CENGİZ ÇOLAK: Bir tanesini şahıs aldı 3 tanesinin de bugünlerde ihalesi var.  4 Parsel. TOKİ 1 parseli sattı 3 tanesi de satılacak. İmarında Mania planına göre yapılacak.

SORU: Doğalgaz ile ilgili yaptırım uygulanacak mı?

CEVAP: İşi ve vazifesi olmayan herkes beyanat veriyor. Bu işi yürüten kim. Bu işin ortağı Büyükşehir Belediyesi.. Masrafını yapan Büyükşehir Belediyesi.. Yapımcı firmaya destek göreceksin diyen biz.. Bu işin ağzına gelen avır zavır konuşmasını yadırgıyorum. Ben şuna taraftarım, buna taraftarım fuzuli konuşmalar. Biz şuan da yüzde 58 – 60’a ulaştık kullanım alanında.
Diyelim ki biz bir yaptırım uyguladık. Millete ceza kesmeye başladık. Benim ceza keserek iş yaptırma diye bir alışkanlığım genel olarak yok. Şehrin sakinlerini ve insanlarını bu şekilde icbar etmek mecbur etmek gibi bir alışkanlığım yok. Ama tabi sizin dediğiniz gibi şehrin sağlığı, kaldırıma yığılması doğru şeyler değil. Tolum adına ceza işliyorsunuz. Ama bu konuda bir mevzuat var. Bu konuda vatandaşa ceza kesemezsiniz. 

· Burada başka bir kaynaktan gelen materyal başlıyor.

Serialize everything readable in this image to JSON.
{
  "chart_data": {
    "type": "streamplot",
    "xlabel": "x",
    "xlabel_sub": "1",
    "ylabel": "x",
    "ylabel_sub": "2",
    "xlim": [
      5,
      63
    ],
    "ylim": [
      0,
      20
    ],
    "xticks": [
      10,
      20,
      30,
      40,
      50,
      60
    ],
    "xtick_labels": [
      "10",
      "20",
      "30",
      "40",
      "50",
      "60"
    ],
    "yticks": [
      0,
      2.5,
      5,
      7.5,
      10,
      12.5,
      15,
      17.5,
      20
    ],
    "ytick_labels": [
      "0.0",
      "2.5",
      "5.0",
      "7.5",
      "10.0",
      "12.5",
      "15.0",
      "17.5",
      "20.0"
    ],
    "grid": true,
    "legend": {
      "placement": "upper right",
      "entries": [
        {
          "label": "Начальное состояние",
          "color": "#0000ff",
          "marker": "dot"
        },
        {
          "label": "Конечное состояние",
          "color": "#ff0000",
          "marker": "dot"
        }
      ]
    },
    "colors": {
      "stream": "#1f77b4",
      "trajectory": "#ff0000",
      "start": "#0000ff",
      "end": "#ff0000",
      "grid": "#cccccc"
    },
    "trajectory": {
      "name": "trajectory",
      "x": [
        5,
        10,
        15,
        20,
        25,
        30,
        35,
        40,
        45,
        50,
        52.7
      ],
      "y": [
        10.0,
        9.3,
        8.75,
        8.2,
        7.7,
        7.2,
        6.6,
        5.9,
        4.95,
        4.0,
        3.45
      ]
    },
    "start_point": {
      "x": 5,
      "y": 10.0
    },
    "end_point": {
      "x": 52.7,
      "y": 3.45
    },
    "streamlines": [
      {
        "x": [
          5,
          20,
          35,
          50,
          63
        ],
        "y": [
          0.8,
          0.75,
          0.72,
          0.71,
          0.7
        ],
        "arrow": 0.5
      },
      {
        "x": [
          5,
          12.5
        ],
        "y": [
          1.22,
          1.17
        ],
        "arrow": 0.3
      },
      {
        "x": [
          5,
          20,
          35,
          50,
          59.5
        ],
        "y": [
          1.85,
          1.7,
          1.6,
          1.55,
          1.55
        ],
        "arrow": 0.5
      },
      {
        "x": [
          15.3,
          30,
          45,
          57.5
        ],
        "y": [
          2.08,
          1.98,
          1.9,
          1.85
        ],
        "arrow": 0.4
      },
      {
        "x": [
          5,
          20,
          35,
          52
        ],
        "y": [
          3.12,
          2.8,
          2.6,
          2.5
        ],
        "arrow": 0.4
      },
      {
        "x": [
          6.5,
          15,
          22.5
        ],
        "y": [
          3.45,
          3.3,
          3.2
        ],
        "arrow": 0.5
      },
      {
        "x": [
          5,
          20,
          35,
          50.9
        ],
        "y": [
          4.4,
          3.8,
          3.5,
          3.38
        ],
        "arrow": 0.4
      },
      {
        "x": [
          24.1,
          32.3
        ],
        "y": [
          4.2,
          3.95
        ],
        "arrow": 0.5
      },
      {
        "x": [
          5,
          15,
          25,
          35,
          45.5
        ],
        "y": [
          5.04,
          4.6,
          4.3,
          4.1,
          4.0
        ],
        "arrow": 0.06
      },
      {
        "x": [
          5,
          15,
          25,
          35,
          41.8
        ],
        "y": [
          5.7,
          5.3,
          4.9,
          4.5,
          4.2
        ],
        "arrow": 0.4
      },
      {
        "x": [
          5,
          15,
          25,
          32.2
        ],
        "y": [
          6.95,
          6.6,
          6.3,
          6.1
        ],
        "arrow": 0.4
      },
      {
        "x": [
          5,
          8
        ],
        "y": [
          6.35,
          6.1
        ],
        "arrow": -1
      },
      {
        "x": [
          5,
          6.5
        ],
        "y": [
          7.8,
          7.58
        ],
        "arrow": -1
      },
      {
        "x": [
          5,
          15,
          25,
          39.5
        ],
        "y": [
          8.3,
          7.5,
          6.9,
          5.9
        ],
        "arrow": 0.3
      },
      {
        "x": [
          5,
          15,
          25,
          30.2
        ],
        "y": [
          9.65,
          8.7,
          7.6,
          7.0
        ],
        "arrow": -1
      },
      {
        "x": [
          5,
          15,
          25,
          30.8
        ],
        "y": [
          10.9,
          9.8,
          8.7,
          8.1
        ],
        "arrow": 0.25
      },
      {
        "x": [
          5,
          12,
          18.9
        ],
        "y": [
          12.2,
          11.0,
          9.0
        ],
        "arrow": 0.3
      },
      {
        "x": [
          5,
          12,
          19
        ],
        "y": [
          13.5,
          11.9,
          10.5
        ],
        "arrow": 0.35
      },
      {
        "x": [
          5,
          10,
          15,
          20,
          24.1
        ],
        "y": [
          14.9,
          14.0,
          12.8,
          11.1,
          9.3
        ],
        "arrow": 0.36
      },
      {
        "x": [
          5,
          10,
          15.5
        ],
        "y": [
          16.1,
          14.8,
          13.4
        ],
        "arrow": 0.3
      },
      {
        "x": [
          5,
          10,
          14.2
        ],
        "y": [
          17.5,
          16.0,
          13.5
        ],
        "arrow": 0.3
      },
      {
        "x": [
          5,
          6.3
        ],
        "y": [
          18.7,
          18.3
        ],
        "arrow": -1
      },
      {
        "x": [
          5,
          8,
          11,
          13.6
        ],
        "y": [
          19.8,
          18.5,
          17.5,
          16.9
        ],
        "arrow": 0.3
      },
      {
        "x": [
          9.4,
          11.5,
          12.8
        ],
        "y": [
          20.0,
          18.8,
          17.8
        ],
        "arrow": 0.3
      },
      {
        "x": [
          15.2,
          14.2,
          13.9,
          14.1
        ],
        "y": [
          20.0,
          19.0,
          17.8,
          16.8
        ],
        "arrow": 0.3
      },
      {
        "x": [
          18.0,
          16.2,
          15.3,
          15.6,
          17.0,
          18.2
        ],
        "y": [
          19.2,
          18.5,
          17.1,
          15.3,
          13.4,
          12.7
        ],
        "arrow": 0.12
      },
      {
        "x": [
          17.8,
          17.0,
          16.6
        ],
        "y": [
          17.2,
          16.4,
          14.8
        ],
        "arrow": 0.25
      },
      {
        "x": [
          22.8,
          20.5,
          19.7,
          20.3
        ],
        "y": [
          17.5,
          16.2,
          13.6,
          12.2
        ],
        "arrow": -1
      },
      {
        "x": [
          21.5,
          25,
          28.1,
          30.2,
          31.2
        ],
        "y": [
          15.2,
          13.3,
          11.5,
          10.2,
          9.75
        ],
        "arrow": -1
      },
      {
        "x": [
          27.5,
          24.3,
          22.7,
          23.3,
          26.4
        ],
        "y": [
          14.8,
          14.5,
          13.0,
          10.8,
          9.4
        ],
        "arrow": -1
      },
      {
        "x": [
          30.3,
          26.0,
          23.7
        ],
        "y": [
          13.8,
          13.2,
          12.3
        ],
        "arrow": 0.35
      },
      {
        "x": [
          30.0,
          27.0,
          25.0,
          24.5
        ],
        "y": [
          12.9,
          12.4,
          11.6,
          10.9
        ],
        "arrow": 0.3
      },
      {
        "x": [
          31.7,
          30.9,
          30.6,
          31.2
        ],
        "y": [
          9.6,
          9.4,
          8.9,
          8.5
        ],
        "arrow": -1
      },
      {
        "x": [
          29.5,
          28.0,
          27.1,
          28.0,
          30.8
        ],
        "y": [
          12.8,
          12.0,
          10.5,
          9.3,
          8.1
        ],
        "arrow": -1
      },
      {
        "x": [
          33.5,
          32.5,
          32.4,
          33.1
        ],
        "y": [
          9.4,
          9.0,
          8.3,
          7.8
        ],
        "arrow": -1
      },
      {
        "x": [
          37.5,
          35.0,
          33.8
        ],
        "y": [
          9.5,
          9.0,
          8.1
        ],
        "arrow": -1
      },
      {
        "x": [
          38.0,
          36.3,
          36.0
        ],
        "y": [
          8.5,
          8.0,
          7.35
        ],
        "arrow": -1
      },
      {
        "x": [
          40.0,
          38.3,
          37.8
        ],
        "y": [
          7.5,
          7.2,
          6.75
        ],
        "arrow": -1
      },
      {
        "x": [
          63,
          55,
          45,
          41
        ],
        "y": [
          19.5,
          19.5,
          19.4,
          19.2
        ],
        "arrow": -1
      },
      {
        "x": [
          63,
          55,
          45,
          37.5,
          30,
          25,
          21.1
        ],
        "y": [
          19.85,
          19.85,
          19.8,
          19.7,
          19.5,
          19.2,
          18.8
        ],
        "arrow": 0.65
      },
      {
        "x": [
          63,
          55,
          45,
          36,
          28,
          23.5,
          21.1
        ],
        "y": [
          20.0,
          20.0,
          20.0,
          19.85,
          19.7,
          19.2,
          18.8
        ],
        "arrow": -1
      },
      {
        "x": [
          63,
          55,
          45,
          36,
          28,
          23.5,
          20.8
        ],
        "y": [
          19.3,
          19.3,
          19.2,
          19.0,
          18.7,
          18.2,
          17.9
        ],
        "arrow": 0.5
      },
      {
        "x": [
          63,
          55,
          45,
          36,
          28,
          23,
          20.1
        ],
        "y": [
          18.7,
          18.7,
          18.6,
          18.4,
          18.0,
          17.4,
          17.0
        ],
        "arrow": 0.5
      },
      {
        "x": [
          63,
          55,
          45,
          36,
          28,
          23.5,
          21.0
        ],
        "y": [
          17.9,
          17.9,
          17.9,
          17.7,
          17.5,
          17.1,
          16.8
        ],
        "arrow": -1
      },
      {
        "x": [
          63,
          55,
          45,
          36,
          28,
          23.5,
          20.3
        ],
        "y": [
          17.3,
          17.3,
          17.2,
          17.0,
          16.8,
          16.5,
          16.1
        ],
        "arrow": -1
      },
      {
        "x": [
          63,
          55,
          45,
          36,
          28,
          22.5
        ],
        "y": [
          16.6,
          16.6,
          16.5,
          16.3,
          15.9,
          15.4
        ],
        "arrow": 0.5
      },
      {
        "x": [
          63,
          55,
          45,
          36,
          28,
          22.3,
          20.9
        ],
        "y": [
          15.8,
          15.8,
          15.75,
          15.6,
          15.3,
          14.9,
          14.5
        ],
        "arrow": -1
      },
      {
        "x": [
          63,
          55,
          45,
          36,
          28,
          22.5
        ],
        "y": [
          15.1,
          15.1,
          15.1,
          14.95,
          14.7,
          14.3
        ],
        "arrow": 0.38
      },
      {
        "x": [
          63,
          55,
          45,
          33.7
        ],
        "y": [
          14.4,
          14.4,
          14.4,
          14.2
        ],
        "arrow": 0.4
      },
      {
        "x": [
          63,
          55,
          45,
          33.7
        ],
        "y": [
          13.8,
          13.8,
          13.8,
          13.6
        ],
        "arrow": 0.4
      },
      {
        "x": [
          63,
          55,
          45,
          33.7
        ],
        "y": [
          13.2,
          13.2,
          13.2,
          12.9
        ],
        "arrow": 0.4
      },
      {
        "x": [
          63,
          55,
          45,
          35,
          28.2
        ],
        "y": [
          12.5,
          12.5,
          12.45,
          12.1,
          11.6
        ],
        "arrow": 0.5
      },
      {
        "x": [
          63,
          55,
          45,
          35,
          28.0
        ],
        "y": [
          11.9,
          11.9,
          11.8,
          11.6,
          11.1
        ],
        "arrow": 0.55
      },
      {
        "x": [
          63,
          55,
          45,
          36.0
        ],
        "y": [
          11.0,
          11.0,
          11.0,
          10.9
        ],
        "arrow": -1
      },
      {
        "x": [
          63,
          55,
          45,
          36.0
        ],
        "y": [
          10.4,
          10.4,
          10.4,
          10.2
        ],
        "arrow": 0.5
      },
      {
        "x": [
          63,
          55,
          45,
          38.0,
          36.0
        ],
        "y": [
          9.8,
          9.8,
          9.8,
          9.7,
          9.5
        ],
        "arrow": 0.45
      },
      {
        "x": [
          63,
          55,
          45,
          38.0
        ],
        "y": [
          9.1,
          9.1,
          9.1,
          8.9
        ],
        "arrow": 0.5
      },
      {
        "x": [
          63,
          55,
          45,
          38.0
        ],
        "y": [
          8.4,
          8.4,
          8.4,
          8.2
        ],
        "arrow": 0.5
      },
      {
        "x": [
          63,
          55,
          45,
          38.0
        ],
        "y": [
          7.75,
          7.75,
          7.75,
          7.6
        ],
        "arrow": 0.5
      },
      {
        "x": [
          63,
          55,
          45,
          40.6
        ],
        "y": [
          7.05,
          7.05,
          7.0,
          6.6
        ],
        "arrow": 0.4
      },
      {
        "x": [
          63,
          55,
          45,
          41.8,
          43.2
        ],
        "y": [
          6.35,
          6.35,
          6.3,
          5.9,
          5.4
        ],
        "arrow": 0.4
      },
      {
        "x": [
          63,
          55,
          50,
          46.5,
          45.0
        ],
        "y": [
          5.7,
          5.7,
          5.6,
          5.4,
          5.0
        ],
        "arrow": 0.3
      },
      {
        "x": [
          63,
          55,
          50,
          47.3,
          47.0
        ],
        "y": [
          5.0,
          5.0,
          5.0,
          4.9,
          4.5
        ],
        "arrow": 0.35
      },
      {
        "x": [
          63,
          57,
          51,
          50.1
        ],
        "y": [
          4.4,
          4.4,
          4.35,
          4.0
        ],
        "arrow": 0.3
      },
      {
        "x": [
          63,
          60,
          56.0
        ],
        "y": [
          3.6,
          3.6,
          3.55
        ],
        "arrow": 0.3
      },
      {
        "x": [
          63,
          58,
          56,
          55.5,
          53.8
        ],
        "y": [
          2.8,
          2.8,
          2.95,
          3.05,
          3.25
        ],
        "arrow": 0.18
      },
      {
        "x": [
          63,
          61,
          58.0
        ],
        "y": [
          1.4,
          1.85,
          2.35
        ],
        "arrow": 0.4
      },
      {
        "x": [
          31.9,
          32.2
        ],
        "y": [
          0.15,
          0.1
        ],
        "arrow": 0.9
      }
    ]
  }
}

Bu konuda uygulamaya kalkıpta Danıştay’ın aleyhte verdiği bir karar var uygulamazsınız diye… Hava kirliliğini önleyeceğim diye al sana ceza diyorum. Adamcağız da verdi dilekçe. Müeyyide var, mevzuat var, Danıştay’ın kararı var.
Bu örnekler önümüzde duruyor hala konuşuyoruz. Ya bir incele önce.. Bunu geçen sene de söyledim. Bir yıllar önce de söyledim. Ya arkadaşlar fuzuli konuşmaya gerek yok…
 
SORU: Belediye başkanları ile sorun mu yaşıyorsunuz.. Konuşmuyor musunuz?

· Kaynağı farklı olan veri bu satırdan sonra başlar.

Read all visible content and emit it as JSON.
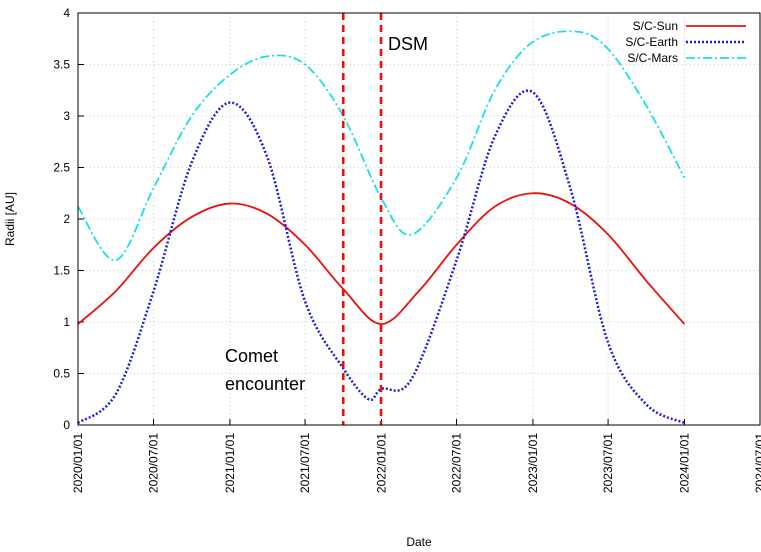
{
  "chart_data": {
    "type": "line",
    "xlabel": "Date",
    "ylabel": "Radii [AU]",
    "xlim": [
      "2020/01/01",
      "2024/07/01"
    ],
    "ylim": [
      0,
      4
    ],
    "grid": true,
    "legend_position": "top-right",
    "x_ticks": [
      "2020/01/01",
      "2020/07/01",
      "2021/01/01",
      "2021/07/01",
      "2022/01/01",
      "2022/07/01",
      "2023/01/01",
      "2023/07/01",
      "2024/01/01",
      "2024/07/01"
    ],
    "y_ticks": [
      "0",
      "0.5",
      "1",
      "1.5",
      "2",
      "2.5",
      "3",
      "3.5",
      "4"
    ],
    "series": [
      {
        "name": "S/C-Sun",
        "color": "#e8120c",
        "style": "solid",
        "x": [
          "2020/01/01",
          "2020/04/01",
          "2020/07/01",
          "2020/10/01",
          "2021/01/01",
          "2021/04/01",
          "2021/07/01",
          "2021/10/01",
          "2021/12/31",
          "2022/04/01",
          "2022/07/01",
          "2022/10/01",
          "2023/01/01",
          "2023/04/01",
          "2023/07/01",
          "2023/10/01",
          "2024/01/01"
        ],
        "y": [
          0.98,
          1.3,
          1.72,
          2.02,
          2.15,
          2.05,
          1.75,
          1.32,
          0.98,
          1.3,
          1.75,
          2.12,
          2.25,
          2.15,
          1.85,
          1.4,
          0.98
        ]
      },
      {
        "name": "S/C-Earth",
        "color": "#1d1ddb",
        "style": "dotted",
        "x": [
          "2020/01/01",
          "2020/04/01",
          "2020/07/01",
          "2020/10/01",
          "2021/01/01",
          "2021/04/01",
          "2021/07/01",
          "2021/10/01",
          "2021/12/01",
          "2022/01/01",
          "2022/03/15",
          "2022/07/01",
          "2022/10/01",
          "2023/01/01",
          "2023/04/01",
          "2023/07/01",
          "2023/10/01",
          "2024/01/01"
        ],
        "y": [
          0.02,
          0.3,
          1.3,
          2.55,
          3.13,
          2.6,
          1.2,
          0.55,
          0.25,
          0.35,
          0.45,
          1.6,
          2.8,
          3.23,
          2.3,
          0.8,
          0.2,
          0.02
        ]
      },
      {
        "name": "S/C-Mars",
        "color": "#19dfe6",
        "style": "dashdot",
        "x": [
          "2020/01/01",
          "2020/04/01",
          "2020/07/01",
          "2020/10/01",
          "2021/01/01",
          "2021/04/01",
          "2021/07/01",
          "2021/10/01",
          "2022/01/01",
          "2022/03/15",
          "2022/07/01",
          "2022/10/01",
          "2023/01/01",
          "2023/04/15",
          "2023/07/01",
          "2023/10/01",
          "2024/01/01"
        ],
        "y": [
          2.12,
          1.6,
          2.3,
          3.0,
          3.4,
          3.58,
          3.5,
          3.0,
          2.2,
          1.85,
          2.4,
          3.25,
          3.72,
          3.82,
          3.65,
          3.1,
          2.4
        ]
      }
    ],
    "vlines": [
      {
        "x": "2021/10/01",
        "color": "#e8120c",
        "style": "dashed"
      },
      {
        "x": "2021/12/31",
        "color": "#e8120c",
        "style": "dashed"
      }
    ],
    "annotations": [
      {
        "text": "DSM"
      },
      {
        "text": "Comet"
      },
      {
        "text": "encounter"
      }
    ]
  }
}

CEVAP: Ben 18 belediye başkanının çalışma arkadaşı olarak gördüm. Samimi duygular. Onlarla her zaman görüşüyoruz. Her birinin bölgesine de büyükşehir belediyesi olarak hizmet ve yatırım götürüyoruz. Her zaman her konuyu görüşmeye açığız. Bunu iki cümle ile tamamlamak istiyorum. İlçe Belediye Başkanı arkadaşlarımın gönüllerini kırmadan, onların da aynı hassasiyetleri taşımalarını istiyorum. Hassasiyet dediğimiz kanunlar, müeyyideler, mevzuat. Kişinin hak ve hukuku kişiye, toplumun hak ve hukuku topluma.. Türkiye’nin hiçbir yerinde büyükşehir belediye başkanları, hiç biri ilçelerinde ki belediye başkanlarına benim kadar toleranslı, benim kadar diyaloğu sürdürme noktasında diyalog içinde olduğunu zannetmiyorum.

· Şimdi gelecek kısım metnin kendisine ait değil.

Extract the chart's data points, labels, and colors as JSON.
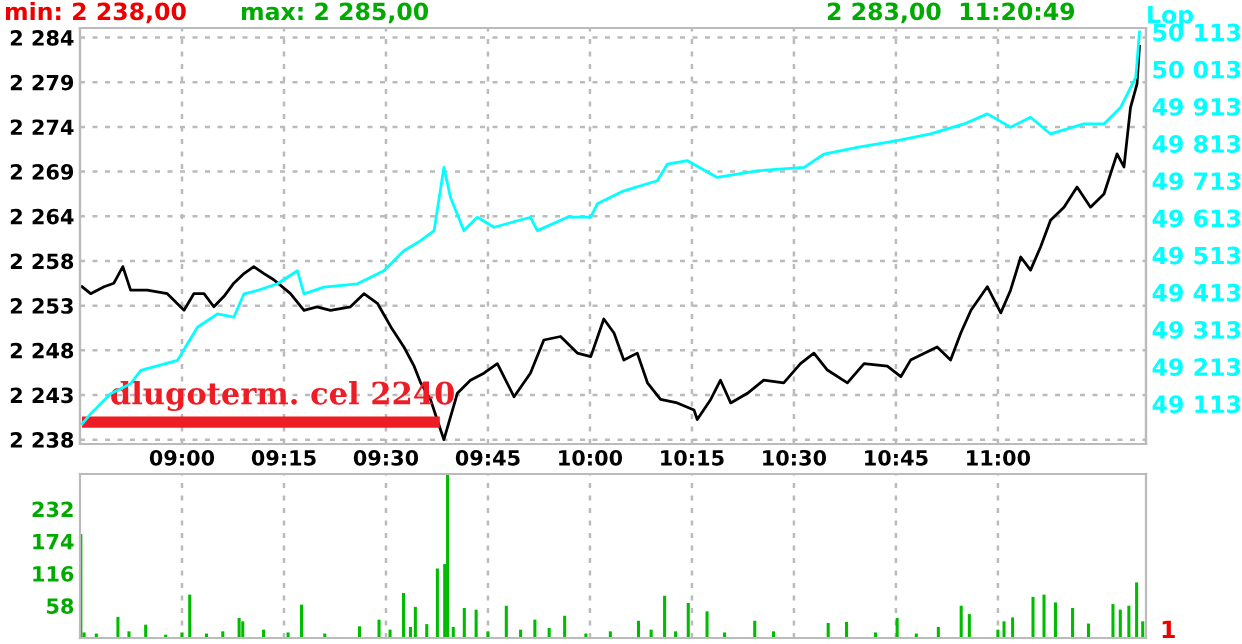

SORU: İlçe Belediye Başkanları neden yüksek katlı binalara karşı çıkılması noktasında karşı çıkmıyor…
CEVAP: GENEL SEKRETER DAVUT ÇAKIR: Trabzon’da parsel bazında yaşandığı için bu sorun yaşanıyor. Bölgelemeyi çalışıp geldiğinde bu problem çözülür. Vatandaş bakar burada ki kat budur… Bölgeleme yapıldığında bitmiş olacak. O zaman vatandaş da nereye ne yapıldığını bilmiş olacak.